Celles et Salagou : un dialogue retrouvé entre terre d’exil et île d’espoirs

25/10/2025

L’histoire contrastée du lac du Salagou : entre nécessité, exil et paysage

Né au tournant des années 1960-1970, le lac du Salagou s’est imposé comme l’un des grands chantiers hydrauliques de l’Hérault, avec un barrage de 60 mètres de haut et une retenue de près de 700 hectares (source : Département de l’Hérault). Son objectif était double : irriguer les cultures de la vallée et prévenir les crues, mais le revers de cet élan fut le déplacement de villages voués à disparaître sous les eaux, dont celui de Celles, alors peuplé d’environ 80 habitants.

A l’achèvement du barrage en 1969, l’eau venait lécher les abords du village mais n’a jamais recouvert ses maisons, la cote du barrage ayant finalement été stabilisée à 139 mètres, en deçà des calculs initiaux (source : France Bleu). Pourtant, Celles avait été désertée, murée, réduite à l’état de village-fantôme pendant plus de 40 ans. Ce paradoxe a nourri une histoire singulière : le village survivait en sursis, campant entre mémoire vive et inertie.

  • Surface du lac : environ 700 hectares
  • Barrage de hauteur : 60 mètres
  • Capacité : 103 millions de m³
  • Population de Celles évacuée : environ 80 habitants

Celles, un village-fantôme au cœur d’un paysage vivant

Contraint à l’abandon mais jamais anéanti, Celles est devenu un symbole involontaire de l’histoire du Salagou. Les maisons, en déshérence mais debout, attiraient randonneurs, photographes et curieux, fascinés par cette immobilité. Dans ce décor où la nature reprenait ses droits, on lisait en filigrane l’ambivalence du progrès humain : la promesse d’une vallée irriguée, contre le coût d’un village suspendu dans le temps.

De nombreux anciens habitants, eux, ne cesseront jamais de veiller sur les ruines, maintenant des rassemblements annuels dès les années 1970, alors même que certains biens privés restaient entretenus malgré l’interdiction d’y résider (source : Midi Libre).

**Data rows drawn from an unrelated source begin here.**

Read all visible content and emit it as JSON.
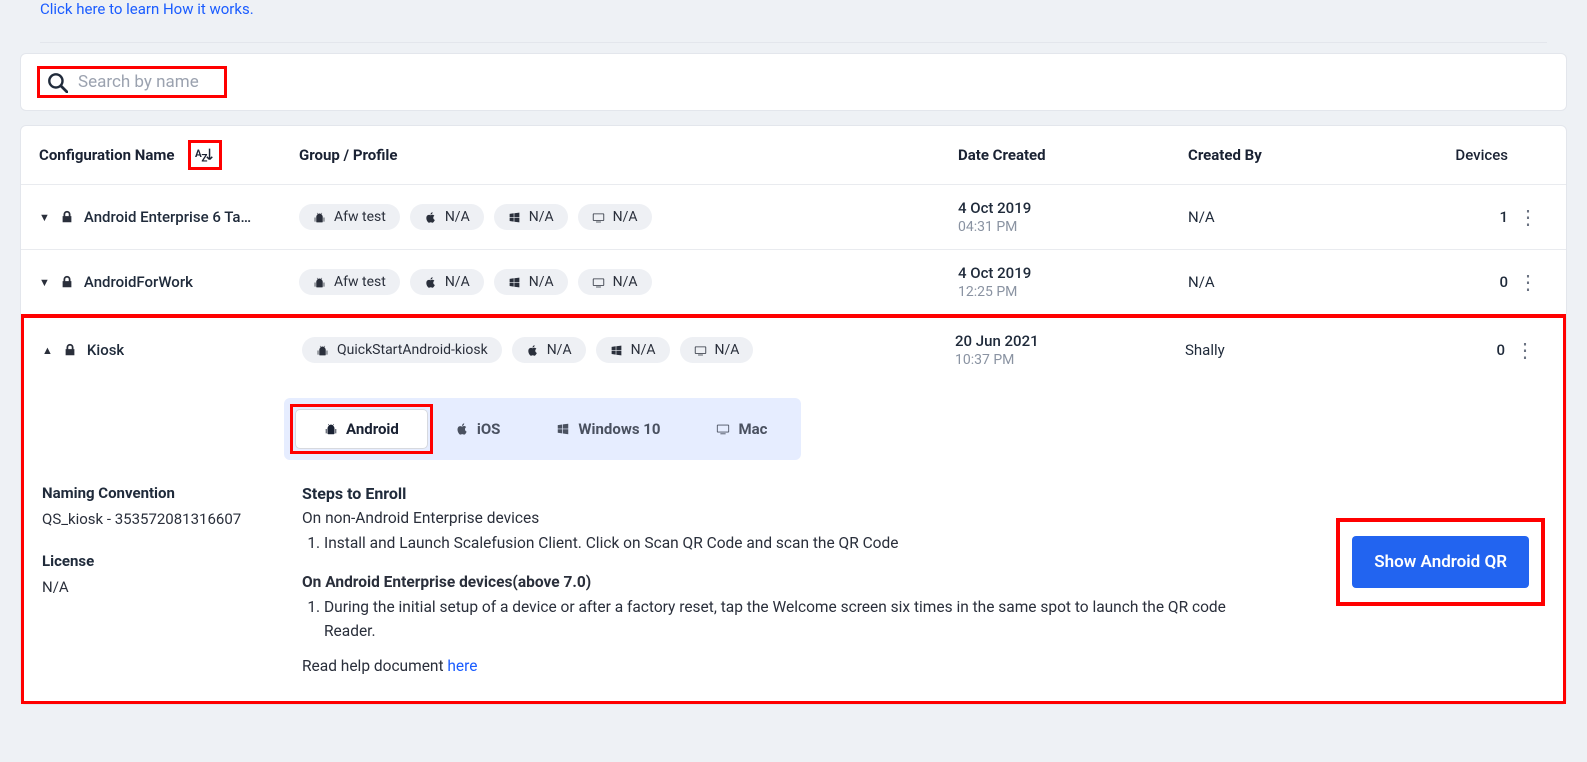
{
  "header": {
    "learn_link": "Click here to learn How it works."
  },
  "search": {
    "placeholder": "Search by name"
  },
  "table": {
    "headers": {
      "config": "Configuration Name",
      "group": "Group / Profile",
      "date": "Date Created",
      "created_by": "Created By",
      "devices": "Devices"
    },
    "rows": [
      {
        "expanded": false,
        "name": "Android Enterprise 6 Ta…",
        "chips": [
          {
            "icon": "android",
            "label": "Afw test"
          },
          {
            "icon": "apple",
            "label": "N/A"
          },
          {
            "icon": "windows",
            "label": "N/A"
          },
          {
            "icon": "mac",
            "label": "N/A"
          }
        ],
        "date": "4 Oct 2019",
        "time": "04:31 PM",
        "created_by": "N/A",
        "devices": "1"
      },
      {
        "expanded": false,
        "name": "AndroidForWork",
        "chips": [
          {
            "icon": "android",
            "label": "Afw test"
          },
          {
            "icon": "apple",
            "label": "N/A"
          },
          {
            "icon": "windows",
            "label": "N/A"
          },
          {
            "icon": "mac",
            "label": "N/A"
          }
        ],
        "date": "4 Oct 2019",
        "time": "12:25 PM",
        "created_by": "N/A",
        "devices": "0"
      },
      {
        "expanded": true,
        "name": "Kiosk",
        "chips": [
          {
            "icon": "android",
            "label": "QuickStartAndroid-kiosk"
          },
          {
            "icon": "apple",
            "label": "N/A"
          },
          {
            "icon": "windows",
            "label": "N/A"
          },
          {
            "icon": "mac",
            "label": "N/A"
          }
        ],
        "date": "20 Jun 2021",
        "time": "10:37 PM",
        "created_by": "Shally",
        "devices": "0"
      }
    ]
  },
  "os_tabs": {
    "android": "Android",
    "ios": "iOS",
    "windows": "Windows 10",
    "mac": "Mac"
  },
  "detail": {
    "naming_label": "Naming Convention",
    "naming_value": "QS_kiosk - 353572081316607",
    "license_label": "License",
    "license_value": "N/A",
    "steps_title": "Steps to Enroll",
    "steps_sub": "On non-Android Enterprise devices",
    "step1": "Install and Launch Scalefusion Client. Click on Scan QR Code and scan the QR Code",
    "ae_title": "On Android Enterprise devices(above 7.0)",
    "ae_step1": "During the initial setup of a device or after a factory reset, tap the Welcome screen six times in the same spot to launch the QR code Reader.",
    "help_prefix": "Read help document ",
    "help_link": "here",
    "qr_button": "Show Android QR"
  }
}
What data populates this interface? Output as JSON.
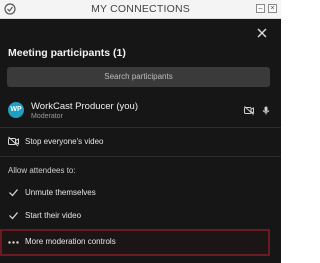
{
  "window": {
    "title": "MY CONNECTIONS",
    "minimize_icon": "minimize-icon",
    "close_icon": "window-close-icon"
  },
  "panel": {
    "close_icon": "close-icon",
    "heading": "Meeting participants (1)",
    "search_placeholder": "Search participants"
  },
  "participant": {
    "initials": "WP",
    "name": "WorkCast Producer (you)",
    "role": "Moderator",
    "avatar_color": "#1e9fc4",
    "icons": [
      "video-off-icon",
      "microphone-icon"
    ]
  },
  "actions": {
    "stop_video": "Stop everyone's video",
    "allow_heading": "Allow attendees to:",
    "unmute": "Unmute themselves",
    "start_video": "Start their video",
    "more": "More moderation controls"
  },
  "colors": {
    "panel_bg": "#161616",
    "search_bg": "#3a3a3a",
    "highlight_border": "#6b1a22"
  }
}
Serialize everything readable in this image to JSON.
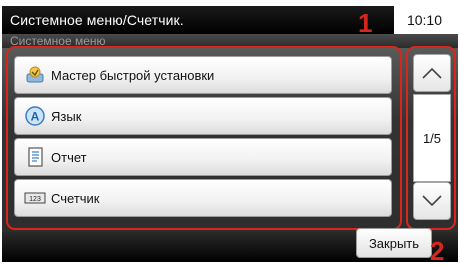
{
  "header": {
    "title": "Системное меню/Счетчик.",
    "time": "10:10",
    "subtitle": "Системное меню"
  },
  "menu": {
    "items": [
      {
        "label": "Мастер быстрой установки",
        "icon": "quick-setup-wizard-icon"
      },
      {
        "label": "Язык",
        "icon": "language-icon"
      },
      {
        "label": "Отчет",
        "icon": "report-icon"
      },
      {
        "label": "Счетчик",
        "icon": "counter-icon"
      }
    ]
  },
  "scroll": {
    "page_indicator": "1/5",
    "up_icon": "chevron-up-icon",
    "down_icon": "chevron-down-icon"
  },
  "footer": {
    "close_label": "Закрыть"
  },
  "callouts": [
    "1",
    "2"
  ],
  "colors": {
    "callout_red": "#d9261c",
    "title_bar": "#000000"
  }
}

Pour la majorité de la population locale, Celles restait ce « village en attente », qui imposait à tous la question : que faire de ce passé qui refuse l’oubli ?

Une politique nouvelle pour Salagou : valoriser, non plus renoncer

À partir des années 2000, un changement de perspective s’amorce autour du Salagou. La Communauté de Communes du Clermontais et le Département de l’Hérault envisagent désormais le lac non seulement comme ressource, mais comme destination à part entière. La fréquentation explose : de quelques centaines de visiteurs annuels avant 1995 à plus de 450 000 personnes par an dans les années 2020 (source : Région Occitanie).

  • Nombre de visiteurs du lac du Salagou : 450 000 par an en moyenne
  • Randonnées balisées : plus de 30 km autour du lac
  • Activités nautiques autorisées : canoë, paddle, planche à voile (baignade surveillée en été)

Dans ce mouvement, la présence singulière de Celles, résistant à la destruction et à la noyade, attire l’attention : il devient un espace à interroger et à réinventer.

La renaissance de Celles : espoirs, défis et chantiers

Un projet inédit en France

Le cas de Celles est unique : il ne s’agit pas de réhabiliter un village touristique, mais de faire renaître une commune sur ses terres historiques, en partenariat étroit avec la mémoire de ses anciens habitants. Il aura fallu des décennies de débats, de plans alternatifs et de démarches administratives pour voir émerger, en 2017, les premiers grands travaux : reconstruction de la voirie, remise en eau des fontaines et restauration des principaux bâtiments publics.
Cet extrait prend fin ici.